Em janeiro deste ano, foi publicada a lei 14.300/22 que instituiu o marco legal da microgeração e minigeração distribuída, o Sistema de Compensação de Energia Elétrica (SCEE) e o Programa de Energia Renovável Social (PERS).
Dentre as inovações trazidas pela mencionada lei, destaca-se a ampliação do rol de modelagens jurídicas que poderão ser adotadas para a geração de energia por meio da geração compartilhada, incluindo a Associação, Condomínio Edilício e Condomínio Voluntário, ampliando o rol que contava apenas com Consórcios e Cooperativas.

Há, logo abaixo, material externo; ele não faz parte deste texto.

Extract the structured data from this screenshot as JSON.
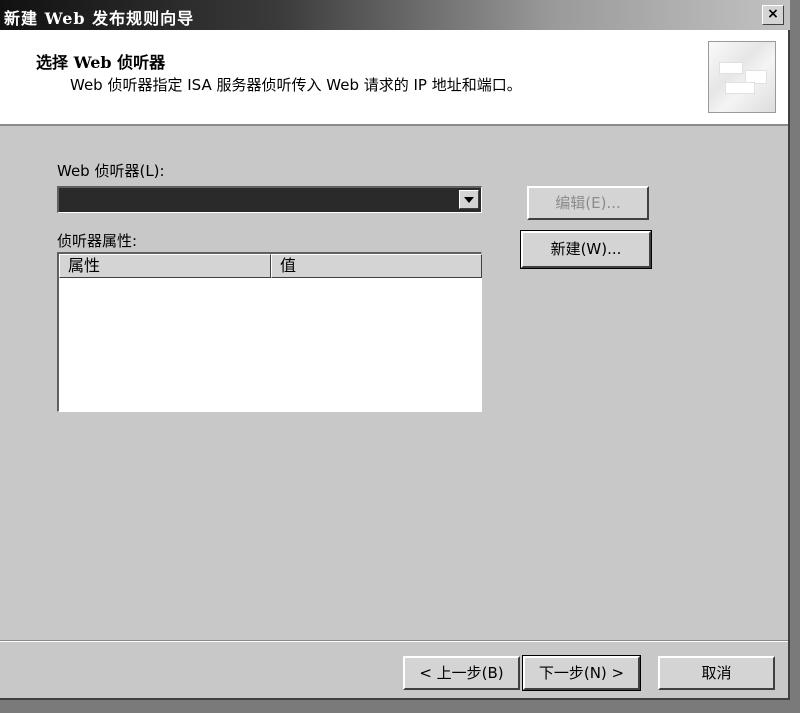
{
  "window": {
    "title": "新建 Web 发布规则向导",
    "close_glyph": "×"
  },
  "header": {
    "title": "选择 Web 侦听器",
    "subtitle": "Web 侦听器指定 ISA 服务器侦听传入 Web 请求的 IP 地址和端口。",
    "icon": "wizard-banner-icon"
  },
  "form": {
    "listener_label": "Web 侦听器(L):",
    "listener_value": "",
    "properties_label": "侦听器属性:",
    "edit_button": "编辑(E)...",
    "new_button": "新建(W)...",
    "table": {
      "columns": [
        "属性",
        "值"
      ],
      "rows": []
    }
  },
  "footer": {
    "back_button": "< 上一步(B)",
    "next_button": "下一步(N) >",
    "cancel_button": "取消"
  }
}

Nesse sentido, é importante destacar que os Consórcios já figuravam como uma modelagem jurídica possível para a geração de energia por meio da geração compartilhada, sendo tal possibilidade expressamente disposta pelo art. 2, VII, da Resolução Normativa ANEEL 482/12 (“REN 482/12”).
No entanto, o legislador inovou ao acrescentar na redação da lei 14.300/22 uma definição de Consórcio de Consumidores de Energia Elétrica como sendo a “reunião de pessoas físicas e/ou jurídicas consumidoras de energia elétrica instituído para a geração de energia destinada a consumo próprio, com atendimento de todas as unidades consumidoras pela mesma distribuidora” .

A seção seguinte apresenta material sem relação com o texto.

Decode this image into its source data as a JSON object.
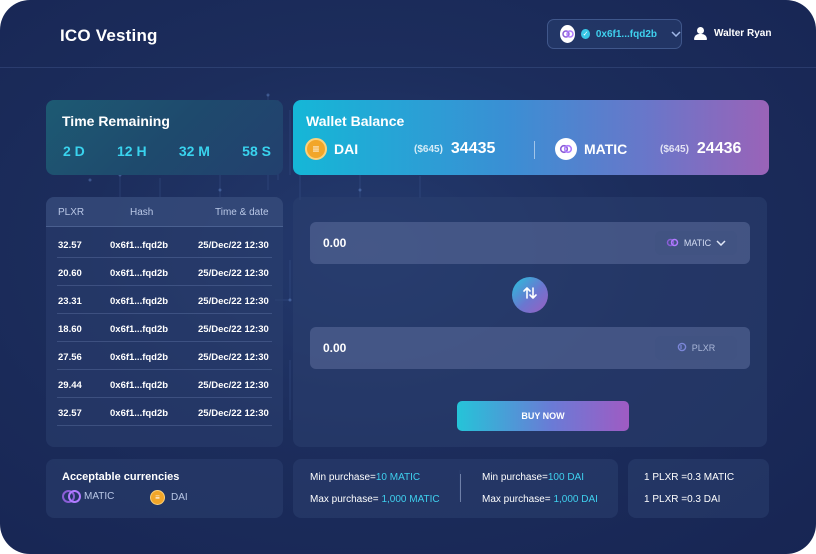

Tal definição, como se verá adiante, despertou uma nova discursão acerca da possibilidade de constituição de consórcios compostos também pessoas físicas, hipótese sequer cogitada antes do advento da mencionada lei.
Sendo assim, serão tecidos comentários gerais acerca dos Consórcios e sua aplicação à luz da lei 14.300/22, assim como acerca da discursão sobre a possibilidade de participação das pessoas físicas.

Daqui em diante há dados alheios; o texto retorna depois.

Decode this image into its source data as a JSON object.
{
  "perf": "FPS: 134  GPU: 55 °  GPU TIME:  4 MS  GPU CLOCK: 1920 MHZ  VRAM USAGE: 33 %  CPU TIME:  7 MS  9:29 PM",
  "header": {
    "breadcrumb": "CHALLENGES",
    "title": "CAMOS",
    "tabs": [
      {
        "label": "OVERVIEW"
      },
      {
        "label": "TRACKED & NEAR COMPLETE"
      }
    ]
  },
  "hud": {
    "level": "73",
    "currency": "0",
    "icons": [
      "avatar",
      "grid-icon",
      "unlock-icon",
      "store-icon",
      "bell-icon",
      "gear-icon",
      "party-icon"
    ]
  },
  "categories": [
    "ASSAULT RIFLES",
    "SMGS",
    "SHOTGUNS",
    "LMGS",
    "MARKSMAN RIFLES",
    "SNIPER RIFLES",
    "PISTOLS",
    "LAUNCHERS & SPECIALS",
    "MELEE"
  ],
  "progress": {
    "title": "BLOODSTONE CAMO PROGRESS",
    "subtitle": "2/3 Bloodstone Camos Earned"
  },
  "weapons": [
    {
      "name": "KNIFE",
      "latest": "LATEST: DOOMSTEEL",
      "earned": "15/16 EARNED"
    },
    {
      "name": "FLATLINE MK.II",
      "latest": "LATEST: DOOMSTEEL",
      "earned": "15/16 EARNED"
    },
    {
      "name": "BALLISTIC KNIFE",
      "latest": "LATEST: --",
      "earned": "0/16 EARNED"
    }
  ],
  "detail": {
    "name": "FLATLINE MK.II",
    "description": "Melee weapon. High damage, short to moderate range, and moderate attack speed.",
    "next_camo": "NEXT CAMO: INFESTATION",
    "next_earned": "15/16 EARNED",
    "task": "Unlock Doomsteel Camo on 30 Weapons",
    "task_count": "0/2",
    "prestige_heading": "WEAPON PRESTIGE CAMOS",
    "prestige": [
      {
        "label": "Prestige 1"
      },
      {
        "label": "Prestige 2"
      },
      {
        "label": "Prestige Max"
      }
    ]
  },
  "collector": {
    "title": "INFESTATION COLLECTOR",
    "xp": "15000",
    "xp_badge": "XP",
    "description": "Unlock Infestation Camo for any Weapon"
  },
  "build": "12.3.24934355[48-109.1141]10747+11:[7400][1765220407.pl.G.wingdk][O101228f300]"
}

1. Considerações Iniciais:
Inicialmente, pontua-se que a geração distribuída de energia elétrica funciona por meio do SCEE, pelo qual uma central geradora injeta energia na rede elétrica da concessionária, obtendo créditos que serão utilizados para compensar o respectivo consumo de energia.
Inserido na geração distribuída, a geração compartilhada permite a união de pessoas físicas ou jurídicas em prol de um objetivo em comum, qual seja o de gerar e compensar energia, de forma que a central de geração é instalada em uma unidade consumidora sob a titularidade do veículo de geração compartilhada e gerará energia que será compensada posteriormente em favor de seus participantes.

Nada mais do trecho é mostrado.